En France, des kilos de pommes de terre finissent chaque année à la poubelle faute de bons réflexes à la maison. Variétés, conservation et recettes anti-gaspi redonnent pourtant des repas entiers.

En France, plus de 1,4 million de tonnes de pommes de terre finissent à la poubelle chaque année. Sac acheté en promo, tubercules oubliés au fond d’un placard, patates germées qu’on jette par réflexe… Ce légume pourtant bon marché, nourrissant et facile à cuisiner disparaît, faute de bons gestes à l’achat, au rangement et au moment de passer en cuisine.

La pomme de terre se garde longtemps, supporte presque toutes les cuissons et se recycle bien, à condition de connaître quelques règles simples. Du choix de la variété à la gestion des restes, en passant par la question du frigo, de la lumière et de la germination, chaque étape peut faire gagner plusieurs repas. Et parfois, sauver un sac entier.

Bien choisir ses pommes de terre

Tout commence au magasin. Les variétés à pomme de terre à chair ferme comme la Ratte, la Charlotte ou la Roseval restent entières après cuisson : idéales pour les salades, poêlées et plats mijotés. Les tubercules plus riches en amidon, dits farineux (Bintje, Agria, Marabel), se défont aisément et donnent frites croustillantes, gratins fondants ou purées onctueuses.

Entre les deux, des variétés polyvalentes comme la Monalisa ou la Désirée rendent service partout et évitent des ratés. Pour limiter le gaspillage, mieux vaut aussi vérifier chaque tubercule : une bonne pomme de terre est ferme, sans odeur forte, peau lisse, sans tache verte étendue, sans zone molle ni germes déjà longs.

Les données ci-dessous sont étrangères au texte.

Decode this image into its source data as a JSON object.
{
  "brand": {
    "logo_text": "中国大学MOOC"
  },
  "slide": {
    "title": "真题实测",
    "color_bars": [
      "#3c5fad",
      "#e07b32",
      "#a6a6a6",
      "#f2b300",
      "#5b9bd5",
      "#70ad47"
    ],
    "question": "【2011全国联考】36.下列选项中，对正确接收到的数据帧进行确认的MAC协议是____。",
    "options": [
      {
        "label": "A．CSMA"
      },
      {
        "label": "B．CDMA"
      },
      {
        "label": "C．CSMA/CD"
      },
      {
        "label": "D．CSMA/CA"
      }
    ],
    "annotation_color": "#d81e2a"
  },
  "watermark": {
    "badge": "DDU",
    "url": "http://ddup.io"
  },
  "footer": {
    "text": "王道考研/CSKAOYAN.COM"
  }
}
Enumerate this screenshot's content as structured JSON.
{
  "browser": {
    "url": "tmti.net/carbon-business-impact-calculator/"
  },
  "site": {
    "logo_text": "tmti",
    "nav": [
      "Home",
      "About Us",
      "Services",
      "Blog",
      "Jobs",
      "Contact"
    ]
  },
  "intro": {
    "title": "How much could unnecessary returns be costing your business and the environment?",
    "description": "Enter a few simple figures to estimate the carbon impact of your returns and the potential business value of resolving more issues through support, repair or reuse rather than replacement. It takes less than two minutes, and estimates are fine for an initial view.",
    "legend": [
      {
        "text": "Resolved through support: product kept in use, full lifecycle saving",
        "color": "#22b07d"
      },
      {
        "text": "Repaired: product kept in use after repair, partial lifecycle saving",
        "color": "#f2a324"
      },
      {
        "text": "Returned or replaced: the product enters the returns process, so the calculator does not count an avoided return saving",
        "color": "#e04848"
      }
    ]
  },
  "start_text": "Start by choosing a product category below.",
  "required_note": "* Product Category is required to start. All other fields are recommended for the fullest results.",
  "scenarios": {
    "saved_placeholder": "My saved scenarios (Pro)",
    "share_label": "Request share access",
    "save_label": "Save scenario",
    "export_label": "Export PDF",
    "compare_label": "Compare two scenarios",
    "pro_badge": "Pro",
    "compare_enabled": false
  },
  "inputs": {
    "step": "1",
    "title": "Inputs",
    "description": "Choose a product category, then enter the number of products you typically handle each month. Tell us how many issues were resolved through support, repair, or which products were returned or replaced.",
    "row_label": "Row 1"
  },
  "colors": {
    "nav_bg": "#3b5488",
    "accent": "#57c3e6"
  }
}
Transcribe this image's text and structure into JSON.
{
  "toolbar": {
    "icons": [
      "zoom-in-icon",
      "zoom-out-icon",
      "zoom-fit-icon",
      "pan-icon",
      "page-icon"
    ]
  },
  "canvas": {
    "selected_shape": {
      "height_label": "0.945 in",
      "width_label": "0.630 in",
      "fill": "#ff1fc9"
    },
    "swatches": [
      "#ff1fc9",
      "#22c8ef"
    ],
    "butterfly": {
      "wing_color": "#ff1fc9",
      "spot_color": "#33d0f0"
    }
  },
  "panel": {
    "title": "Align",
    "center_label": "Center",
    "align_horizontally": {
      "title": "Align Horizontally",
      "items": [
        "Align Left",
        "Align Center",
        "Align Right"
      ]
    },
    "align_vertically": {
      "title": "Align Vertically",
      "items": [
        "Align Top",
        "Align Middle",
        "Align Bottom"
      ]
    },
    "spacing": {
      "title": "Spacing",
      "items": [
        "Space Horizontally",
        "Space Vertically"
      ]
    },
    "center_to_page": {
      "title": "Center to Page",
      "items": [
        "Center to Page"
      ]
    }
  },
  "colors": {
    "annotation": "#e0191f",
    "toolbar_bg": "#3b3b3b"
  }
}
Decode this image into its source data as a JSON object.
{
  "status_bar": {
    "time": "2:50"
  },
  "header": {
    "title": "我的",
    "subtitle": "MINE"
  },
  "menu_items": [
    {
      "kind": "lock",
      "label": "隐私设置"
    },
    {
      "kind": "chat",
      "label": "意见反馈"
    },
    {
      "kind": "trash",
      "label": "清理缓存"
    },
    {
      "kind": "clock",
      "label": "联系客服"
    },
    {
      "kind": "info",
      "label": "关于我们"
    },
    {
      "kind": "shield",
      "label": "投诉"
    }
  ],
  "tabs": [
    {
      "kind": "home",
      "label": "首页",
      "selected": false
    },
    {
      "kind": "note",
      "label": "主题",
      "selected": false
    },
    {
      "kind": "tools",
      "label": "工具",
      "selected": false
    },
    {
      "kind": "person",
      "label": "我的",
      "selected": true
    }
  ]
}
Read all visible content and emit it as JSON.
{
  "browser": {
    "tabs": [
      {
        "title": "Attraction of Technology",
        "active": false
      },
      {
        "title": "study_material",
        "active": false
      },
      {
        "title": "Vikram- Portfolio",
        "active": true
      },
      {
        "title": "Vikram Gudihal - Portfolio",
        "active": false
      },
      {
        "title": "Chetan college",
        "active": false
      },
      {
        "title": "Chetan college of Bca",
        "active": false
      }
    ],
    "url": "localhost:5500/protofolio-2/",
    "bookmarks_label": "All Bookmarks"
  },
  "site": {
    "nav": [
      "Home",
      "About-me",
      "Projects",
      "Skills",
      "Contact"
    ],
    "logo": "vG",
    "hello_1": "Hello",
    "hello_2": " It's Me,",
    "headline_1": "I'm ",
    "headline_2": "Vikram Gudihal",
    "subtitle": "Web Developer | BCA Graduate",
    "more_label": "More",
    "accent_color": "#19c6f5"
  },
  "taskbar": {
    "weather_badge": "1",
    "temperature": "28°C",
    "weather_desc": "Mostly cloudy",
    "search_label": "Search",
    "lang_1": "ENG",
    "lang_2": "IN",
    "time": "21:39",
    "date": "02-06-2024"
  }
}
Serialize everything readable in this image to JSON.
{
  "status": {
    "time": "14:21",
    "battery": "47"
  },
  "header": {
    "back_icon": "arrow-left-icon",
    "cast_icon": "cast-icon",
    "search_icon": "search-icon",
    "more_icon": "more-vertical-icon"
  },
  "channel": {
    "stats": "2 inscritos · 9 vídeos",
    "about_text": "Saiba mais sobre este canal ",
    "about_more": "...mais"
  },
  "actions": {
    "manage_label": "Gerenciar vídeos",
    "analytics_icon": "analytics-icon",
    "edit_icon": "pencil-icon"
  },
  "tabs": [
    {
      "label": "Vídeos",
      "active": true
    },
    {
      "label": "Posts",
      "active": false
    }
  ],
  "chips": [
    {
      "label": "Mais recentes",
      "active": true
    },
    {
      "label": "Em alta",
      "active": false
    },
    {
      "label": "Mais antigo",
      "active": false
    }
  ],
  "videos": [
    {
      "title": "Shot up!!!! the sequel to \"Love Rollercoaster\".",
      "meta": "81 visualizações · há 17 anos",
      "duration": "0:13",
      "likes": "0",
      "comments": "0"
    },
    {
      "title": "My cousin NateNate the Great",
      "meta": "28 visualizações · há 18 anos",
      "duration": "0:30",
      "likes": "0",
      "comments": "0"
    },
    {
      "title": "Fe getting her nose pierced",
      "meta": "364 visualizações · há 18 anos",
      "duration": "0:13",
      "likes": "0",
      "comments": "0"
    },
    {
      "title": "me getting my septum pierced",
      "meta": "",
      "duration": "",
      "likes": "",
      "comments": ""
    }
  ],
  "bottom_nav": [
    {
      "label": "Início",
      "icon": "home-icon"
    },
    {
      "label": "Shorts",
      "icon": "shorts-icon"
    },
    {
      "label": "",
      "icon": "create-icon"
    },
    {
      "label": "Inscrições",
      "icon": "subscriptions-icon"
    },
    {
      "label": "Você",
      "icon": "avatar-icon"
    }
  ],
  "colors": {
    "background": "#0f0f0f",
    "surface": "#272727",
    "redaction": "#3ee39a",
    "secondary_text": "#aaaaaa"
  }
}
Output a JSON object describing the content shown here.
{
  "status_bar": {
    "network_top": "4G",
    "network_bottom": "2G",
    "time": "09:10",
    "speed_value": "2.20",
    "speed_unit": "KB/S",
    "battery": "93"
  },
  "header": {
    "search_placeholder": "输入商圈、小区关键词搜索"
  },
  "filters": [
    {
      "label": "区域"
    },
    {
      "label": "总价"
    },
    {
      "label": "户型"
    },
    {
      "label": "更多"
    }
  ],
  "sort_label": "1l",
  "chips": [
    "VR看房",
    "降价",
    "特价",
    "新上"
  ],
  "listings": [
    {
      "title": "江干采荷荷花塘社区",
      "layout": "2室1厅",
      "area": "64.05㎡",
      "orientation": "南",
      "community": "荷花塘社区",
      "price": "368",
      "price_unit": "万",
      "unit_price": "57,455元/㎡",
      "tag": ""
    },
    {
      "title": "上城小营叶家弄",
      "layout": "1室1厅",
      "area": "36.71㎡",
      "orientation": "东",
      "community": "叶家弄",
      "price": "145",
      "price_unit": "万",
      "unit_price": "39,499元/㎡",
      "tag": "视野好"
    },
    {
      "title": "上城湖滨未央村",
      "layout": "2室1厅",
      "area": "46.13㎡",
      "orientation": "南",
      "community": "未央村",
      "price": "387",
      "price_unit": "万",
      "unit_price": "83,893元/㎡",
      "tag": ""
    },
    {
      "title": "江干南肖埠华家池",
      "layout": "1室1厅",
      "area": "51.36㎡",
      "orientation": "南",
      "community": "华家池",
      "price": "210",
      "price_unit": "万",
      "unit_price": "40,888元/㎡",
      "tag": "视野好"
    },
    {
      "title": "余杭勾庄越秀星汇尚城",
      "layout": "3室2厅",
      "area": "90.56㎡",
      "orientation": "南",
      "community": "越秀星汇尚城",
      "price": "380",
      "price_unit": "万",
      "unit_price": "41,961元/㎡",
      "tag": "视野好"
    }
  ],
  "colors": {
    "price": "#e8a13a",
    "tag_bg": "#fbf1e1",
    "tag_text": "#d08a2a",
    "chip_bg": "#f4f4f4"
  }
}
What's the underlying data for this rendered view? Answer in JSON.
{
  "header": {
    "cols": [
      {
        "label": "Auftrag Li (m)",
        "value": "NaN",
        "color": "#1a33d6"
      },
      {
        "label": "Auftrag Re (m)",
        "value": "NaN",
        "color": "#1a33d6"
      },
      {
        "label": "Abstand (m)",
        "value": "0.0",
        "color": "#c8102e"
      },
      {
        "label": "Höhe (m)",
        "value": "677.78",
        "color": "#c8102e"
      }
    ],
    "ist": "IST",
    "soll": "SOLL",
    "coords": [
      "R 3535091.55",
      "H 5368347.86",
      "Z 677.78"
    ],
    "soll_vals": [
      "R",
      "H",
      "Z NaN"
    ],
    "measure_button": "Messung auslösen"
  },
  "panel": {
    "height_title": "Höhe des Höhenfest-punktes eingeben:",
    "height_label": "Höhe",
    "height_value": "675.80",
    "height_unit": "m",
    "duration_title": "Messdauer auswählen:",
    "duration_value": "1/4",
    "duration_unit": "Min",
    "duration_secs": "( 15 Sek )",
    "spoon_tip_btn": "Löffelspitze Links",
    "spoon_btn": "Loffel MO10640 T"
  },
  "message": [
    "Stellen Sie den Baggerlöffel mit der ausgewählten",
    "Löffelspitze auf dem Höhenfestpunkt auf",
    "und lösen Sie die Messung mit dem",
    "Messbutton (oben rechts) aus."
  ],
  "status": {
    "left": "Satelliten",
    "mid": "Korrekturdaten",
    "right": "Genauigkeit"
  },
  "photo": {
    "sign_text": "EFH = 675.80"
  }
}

Conserver les pommes de terre : bons réflexes

Une fois à la maison, le premier réflexe pour bien conserver les pommes de terre consiste à les sortir du sac plastique. Ce type d’emballage garde l’humidité et les fait pourrir vite. Elles se tiennent bien mieux dans un sac en papier, un filet ou une caisse en bois, rangés dans un endroit frais, autour de 8 à 10 °C, sombre et légèrement aéré. Ne les lavez pas tant qu’elles ne sont pas prêtes à être cuisinées et gardez-les éloignées des oignons.

L’ennemi à surveiller s’appelle solanine, toxine qui se concentre dans les parties vertes et les germes. Une légère zone verte peut être retirée en épluchant largement, mais une pomme de terre très verte doit partir au compost. Une pomme de terre germée reste consommable si les germes sont courts et la chair ferme : on enlève tout, on cuisine vite. Les tubercules ramollis sans odeur ni tache anormale glissent très bien dans une soupe, une purée ou un gratin.

Recettes anti-gaspi de pommes de terre

Pour éviter de jeter, la cuisine devient votre meilleure alliée. Les épluchures bien frottées se transforment en chips d’épluchures croustillantes : un filet d’huile, du sel, 15 à 20 minutes au four à 200 °C. Les restes de purée donnent des galettes avec un œuf et un peu de farine, poêlées quelques minutes. Patates cuites oubliées au frigo ? En soupe, en poêlée ou en hachis parmentier, elles retrouvent facilement une seconde vie.

Sources

En bref

  • En France, 1,4 million de pommes de terre finissent à la poubelle chaque année, entre variété mal choisie, stockage raté et restes oubliés.
  • Le guide explique comment bien conserver les pommes de terre crues et cuites, limiter la germination et orienter chaque tubercule vers la bonne recette.
  • De simples réflexes de rangement et quelques recettes anti-gaspi transforment un sac de patates fatiguées en bases pour gratins, galettes, soupes et plats familiaux.